05.11.2024

Цветаева.

- -


Нет ни волшебней, ни премудрей

Тебя, благоуханный край,

Где чешет золотые кудри

Над вечным Рейном — Лореляй.

Марина Цветаева. Германии. 1914

"Шварцвальда золотые дали"

История отношения Марины Цветаевой к Германии – это история любви, которая началась едва ли не с рождения поэтессы и закончилась незадолго до ее смерти. Германию, еще до того как Марина оказалась на немецкой земле, подарила ей мать Мария Александровна – немка по отцу, урожденная Мейн. «От матери я унаследовала Музыку, Романтизм и Германию. Просто — Музыку. Всю себя", – писала Марина в 1919 году в дневнике, который мы не раз будем цитировать. Немецкий был языком ее детства. "Первые языки: немецкий и русский, к семи годам — французский. Материнское чтение вслух и музыка", – это из автобиографии 1940 года, заметьте – немецкий язык на первом месте!

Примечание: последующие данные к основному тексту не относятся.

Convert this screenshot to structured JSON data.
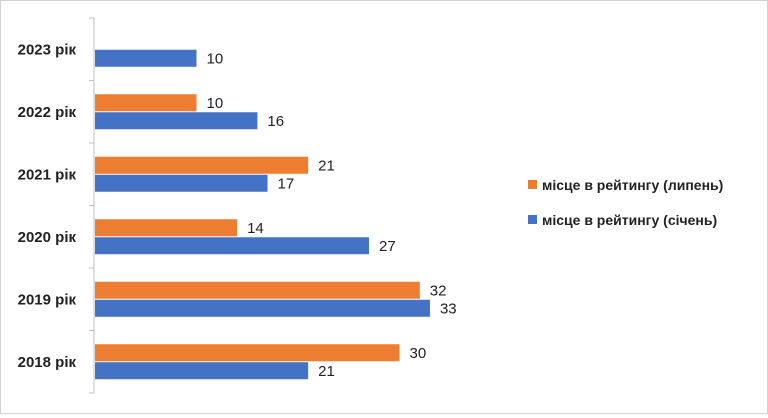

Марина (справа) и Анастасия Цветаевы. 1905 г.

Счастливая встреча с Германией произошла в 1904 году: двенадцатилетняя Марина и ее младшая сестра Ася уже два года переезжали вместе с больной чахоткой матерью с курорта на курорт, проводили зимы в европейских пансионах. Они уже многое повидали в Европе: и австрийский Тироль, и средиземноморские скалы в Нерви, близ Генуи, и Лозанну, и Женевское озеро, и Альпы… Везде у девочек появлялись новые друзья, каждый раз им было больно расставаться с морем, озером, горами, городами. «Страсть к каждой стране как к единственной» была у Марины с детства.

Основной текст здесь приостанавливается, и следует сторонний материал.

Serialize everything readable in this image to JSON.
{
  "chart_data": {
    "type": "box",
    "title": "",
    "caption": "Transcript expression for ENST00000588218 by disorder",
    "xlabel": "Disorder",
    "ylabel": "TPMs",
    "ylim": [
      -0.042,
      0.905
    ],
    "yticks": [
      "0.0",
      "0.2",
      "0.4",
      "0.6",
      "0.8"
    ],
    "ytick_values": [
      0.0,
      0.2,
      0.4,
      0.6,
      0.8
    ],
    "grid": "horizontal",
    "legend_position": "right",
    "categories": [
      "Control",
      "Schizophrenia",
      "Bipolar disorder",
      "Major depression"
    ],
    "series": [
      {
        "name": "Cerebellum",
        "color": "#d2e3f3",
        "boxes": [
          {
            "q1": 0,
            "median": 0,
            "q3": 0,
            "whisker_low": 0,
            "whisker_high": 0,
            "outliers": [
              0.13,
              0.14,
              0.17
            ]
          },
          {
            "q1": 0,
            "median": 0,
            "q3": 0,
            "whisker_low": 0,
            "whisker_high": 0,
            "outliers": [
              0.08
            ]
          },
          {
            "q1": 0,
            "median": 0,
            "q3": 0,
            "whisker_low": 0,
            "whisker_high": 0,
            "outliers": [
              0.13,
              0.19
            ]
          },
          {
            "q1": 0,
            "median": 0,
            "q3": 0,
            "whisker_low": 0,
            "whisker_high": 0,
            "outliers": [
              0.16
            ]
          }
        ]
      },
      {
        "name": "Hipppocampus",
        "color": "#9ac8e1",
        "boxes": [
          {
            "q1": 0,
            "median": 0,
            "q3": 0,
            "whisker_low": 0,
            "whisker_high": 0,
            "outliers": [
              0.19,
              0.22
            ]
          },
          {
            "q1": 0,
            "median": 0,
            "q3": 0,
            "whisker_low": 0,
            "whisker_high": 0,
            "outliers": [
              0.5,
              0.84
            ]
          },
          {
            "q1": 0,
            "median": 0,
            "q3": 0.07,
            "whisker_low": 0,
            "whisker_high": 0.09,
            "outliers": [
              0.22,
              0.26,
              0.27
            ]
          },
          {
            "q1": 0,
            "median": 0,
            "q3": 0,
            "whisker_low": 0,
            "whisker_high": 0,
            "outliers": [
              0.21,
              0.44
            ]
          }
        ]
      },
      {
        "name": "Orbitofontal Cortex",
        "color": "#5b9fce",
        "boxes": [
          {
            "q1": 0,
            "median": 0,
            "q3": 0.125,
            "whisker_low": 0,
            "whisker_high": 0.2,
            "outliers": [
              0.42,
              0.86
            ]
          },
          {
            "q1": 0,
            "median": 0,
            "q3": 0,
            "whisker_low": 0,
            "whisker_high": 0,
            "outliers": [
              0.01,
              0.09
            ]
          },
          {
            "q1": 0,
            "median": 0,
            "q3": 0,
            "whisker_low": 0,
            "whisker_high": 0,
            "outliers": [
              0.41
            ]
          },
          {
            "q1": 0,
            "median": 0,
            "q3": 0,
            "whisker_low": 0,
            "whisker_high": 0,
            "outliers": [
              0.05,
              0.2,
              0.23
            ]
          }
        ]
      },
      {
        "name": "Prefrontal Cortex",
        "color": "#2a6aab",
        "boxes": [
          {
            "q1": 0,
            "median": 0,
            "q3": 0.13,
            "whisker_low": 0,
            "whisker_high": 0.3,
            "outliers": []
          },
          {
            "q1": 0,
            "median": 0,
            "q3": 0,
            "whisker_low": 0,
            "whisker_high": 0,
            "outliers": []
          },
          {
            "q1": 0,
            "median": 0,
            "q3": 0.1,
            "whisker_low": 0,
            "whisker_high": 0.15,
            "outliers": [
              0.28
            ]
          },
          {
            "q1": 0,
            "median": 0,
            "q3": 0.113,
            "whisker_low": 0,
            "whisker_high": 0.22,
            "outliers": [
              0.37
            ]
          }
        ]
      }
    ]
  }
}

Мать Марины Цветаевой Мария Александровна Мейн

И вот очередное расставание – с Лозанной – ради Шварцвальда. Его целебный воздух должен вылечить больную Марию Александровну. В деревушке Лангаккерн (Langackern) близ Фрайбурга семья, наконец, собралась вместе. Даже отец, Иван Владимирович Цветаев, погруженный в заботы о будущем Музее изящных искусств в Москве, смог провести это лето с женой и дочками. Счастье длилось почти два месяца – с 19 июля по 13 сентября. Не могу не напомнить, что за 2 недели до того, как Цветаевы поселились в Лангаккерне, неподалеку, на шварцвальдском курорте Баденвайлер, умер от той же болезни, которой страдала Мария Александровна, Антон Павлович Чехов.

"Привет из Лангаккерна!"

Старая открытка с видом пансиона "Цум Энгель"

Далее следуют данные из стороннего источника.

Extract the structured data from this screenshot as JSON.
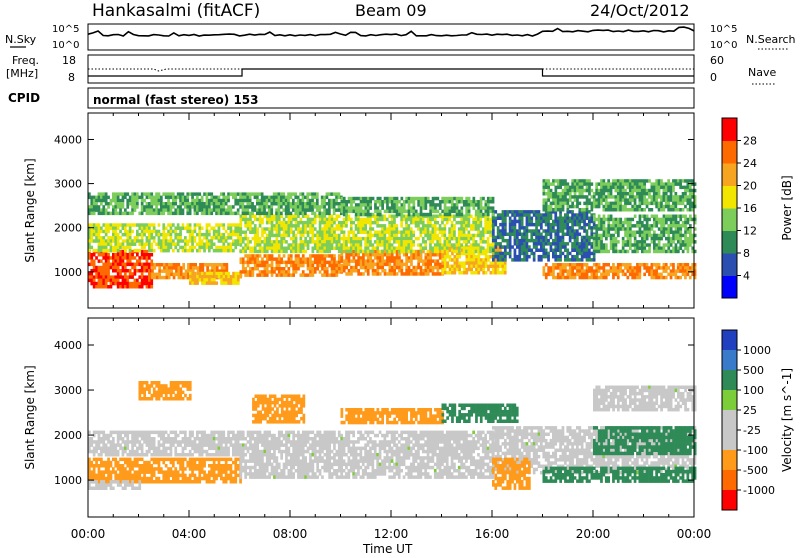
{
  "header": {
    "station": "Hankasalmi (fitACF)",
    "beam": "Beam 09",
    "date": "24/Oct/2012"
  },
  "noise_panel": {
    "left_label": "N.Sky",
    "left_ticks": [
      "10^5",
      "10^0"
    ],
    "right_ticks": [
      "10^5",
      "10^0"
    ],
    "right_label": "N.Search"
  },
  "freq_panel": {
    "left_label_line1": "Freq.",
    "left_label_line2": "[MHz]",
    "left_ticks": [
      "18",
      "8"
    ],
    "right_ticks": [
      "60",
      "0"
    ],
    "right_label": "Nave"
  },
  "cpid_panel": {
    "label": "CPID",
    "mode_text": "normal (fast stereo) 153"
  },
  "chart_data": [
    {
      "type": "heatmap",
      "title": "",
      "xlabel": "Time UT",
      "ylabel": "Slant Range [km]",
      "xlim": [
        "00:00",
        "24:00"
      ],
      "ylim": [
        180,
        4600
      ],
      "x_ticks": [
        "00:00",
        "04:00",
        "08:00",
        "12:00",
        "16:00",
        "20:00",
        "00:00"
      ],
      "y_ticks": [
        1000,
        2000,
        3000,
        4000
      ],
      "colorbar": {
        "label": "Power [dB]",
        "ticks": [
          "28",
          "24",
          "20",
          "16",
          "12",
          "8",
          "4"
        ],
        "colors": [
          "#0000ff",
          "#2a4fb0",
          "#2e8b57",
          "#7ccd5a",
          "#f2e600",
          "#f7a521",
          "#ff6a00",
          "#ff0000"
        ]
      },
      "bands": [
        {
          "t0": 0.0,
          "t1": 2.5,
          "r0": 700,
          "r1": 1500,
          "value": 28
        },
        {
          "t0": 2.5,
          "t1": 5.5,
          "r0": 850,
          "r1": 1200,
          "value": 24
        },
        {
          "t0": 4.0,
          "t1": 6.0,
          "r0": 750,
          "r1": 1000,
          "value": 20
        },
        {
          "t0": 6.0,
          "t1": 10.0,
          "r0": 900,
          "r1": 1400,
          "value": 24
        },
        {
          "t0": 10.0,
          "t1": 14.0,
          "r0": 950,
          "r1": 1500,
          "value": 24
        },
        {
          "t0": 14.0,
          "t1": 16.5,
          "r0": 1000,
          "r1": 1600,
          "value": 20
        },
        {
          "t0": 18.0,
          "t1": 24.0,
          "r0": 900,
          "r1": 1200,
          "value": 24
        },
        {
          "t0": 0.0,
          "t1": 6.0,
          "r0": 1500,
          "r1": 2100,
          "value": 16
        },
        {
          "t0": 6.0,
          "t1": 16.0,
          "r0": 1500,
          "r1": 2300,
          "value": 16
        },
        {
          "t0": 16.0,
          "t1": 20.0,
          "r0": 1300,
          "r1": 2400,
          "value": 8
        },
        {
          "t0": 20.0,
          "t1": 24.0,
          "r0": 1500,
          "r1": 2300,
          "value": 12
        },
        {
          "t0": 0.0,
          "t1": 10.0,
          "r0": 2300,
          "r1": 2800,
          "value": 12
        },
        {
          "t0": 10.0,
          "t1": 16.0,
          "r0": 2300,
          "r1": 2700,
          "value": 12
        },
        {
          "t0": 18.0,
          "t1": 24.0,
          "r0": 2400,
          "r1": 3100,
          "value": 12
        }
      ]
    },
    {
      "type": "heatmap",
      "title": "",
      "xlabel": "Time UT",
      "ylabel": "Slant Range [km]",
      "xlim": [
        "00:00",
        "24:00"
      ],
      "ylim": [
        180,
        4600
      ],
      "x_ticks": [
        "00:00",
        "04:00",
        "08:00",
        "12:00",
        "16:00",
        "20:00",
        "00:00"
      ],
      "y_ticks": [
        1000,
        2000,
        3000,
        4000
      ],
      "colorbar": {
        "label": "Velocity [m s^-1]",
        "ticks": [
          "1000",
          "500",
          "100",
          "25",
          "-25",
          "-100",
          "-500",
          "-1000"
        ],
        "colors": [
          "#2040c0",
          "#3a7acb",
          "#2e8b57",
          "#7ccd3a",
          "#c8c8c8",
          "#c8c8c8",
          "#ff9a1a",
          "#ff6a00",
          "#ff0000"
        ]
      },
      "bands": [
        {
          "t0": 0.0,
          "t1": 6.0,
          "r0": 1000,
          "r1": 1500,
          "value": -100
        },
        {
          "t0": 0.0,
          "t1": 2.0,
          "r0": 850,
          "r1": 1000,
          "value": 0
        },
        {
          "t0": 6.0,
          "t1": 16.0,
          "r0": 1100,
          "r1": 2100,
          "value": 0
        },
        {
          "t0": 0.0,
          "t1": 6.0,
          "r0": 1600,
          "r1": 2100,
          "value": 0
        },
        {
          "t0": 16.0,
          "t1": 24.0,
          "r0": 1200,
          "r1": 2200,
          "value": 0
        },
        {
          "t0": 6.5,
          "t1": 8.5,
          "r0": 2300,
          "r1": 2900,
          "value": -100
        },
        {
          "t0": 2.0,
          "t1": 4.0,
          "r0": 2800,
          "r1": 3200,
          "value": -100
        },
        {
          "t0": 10.0,
          "t1": 14.0,
          "r0": 2300,
          "r1": 2600,
          "value": -100
        },
        {
          "t0": 16.0,
          "t1": 17.5,
          "r0": 800,
          "r1": 1500,
          "value": -100
        },
        {
          "t0": 18.0,
          "t1": 24.0,
          "r0": 1000,
          "r1": 1300,
          "value": 100
        },
        {
          "t0": 14.0,
          "t1": 17.0,
          "r0": 2300,
          "r1": 2700,
          "value": 100
        },
        {
          "t0": 20.0,
          "t1": 24.0,
          "r0": 1600,
          "r1": 2200,
          "value": 100
        },
        {
          "t0": 20.0,
          "t1": 24.0,
          "r0": 2600,
          "r1": 3100,
          "value": 0
        }
      ]
    }
  ],
  "shared_x_label": "Time UT"
}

В отличие от Баденвайлера, известного в ту пору многим соотечественникам, Лангаккерн вовсе не был курортом – просто живописная деревня среди холмов и лесов. Несмотря на близость к Фрайбургу, это была настоящая шварцвальдская глубинка. Картины старого Лангаккерна сохранила великолепная память младшей сестры Анастасии: "Шварцвальдские дома – коричневые, как белый гриб и подберезовик, с крутой, низко спускающейся крышей, такого же цвета галерея обходила стены дома. Они были похожи на резные игрушки, рассыпанные по бокам дорог и холмам, у перекрестков, где возвышалось распятие. Шварцвальдские долины! Это была ожившая сказка Гримма!"

"Привет из Лангаккерна!"

Старая открытка с видом пансиона "Цум Энгель"

Сестрам сразу полюбилось все: сказочный лес, деревня, приветливое пристанище – пансион "Цум Энгель" с позолоченной фигурой ангела над входом. Дети хозяев пансиона, Марилэ и Карл, с первого дня стали друзьями Марины и Аси: "Марилэ, Карл. Дружба вспыхнула сразу. Карл всё время с нами, и Марилэ, как только не надо ей помогать матери, бежит к нам. Марилэ с Марусю или чуть выше, плотная, с тяжёлым, упрямым лбом, глаза серо-синие, пристальные. Лет ей тринадцать, старше Маруси. Карлу десять, как мне. Светлоголовый, весёлый." (Анастасия Цветаева. "Воспоминания")

"Шварцвальда золотые дали"

О страстной – иначе не скажешь – любви Марины к Шварцвальду мы узнаем из ее ранних стихов, дневников, прозы.

"Ты, кто муку видишь в каждом миге,

Приходи сюда, усталый брат!

Всё, что снилось, сбудется, как в книге –

Тёмный Шварцвальд сказками богат!"

"…еловые холмы, встающие вдали, идущие вблизи… Шварцвальдские холмы…"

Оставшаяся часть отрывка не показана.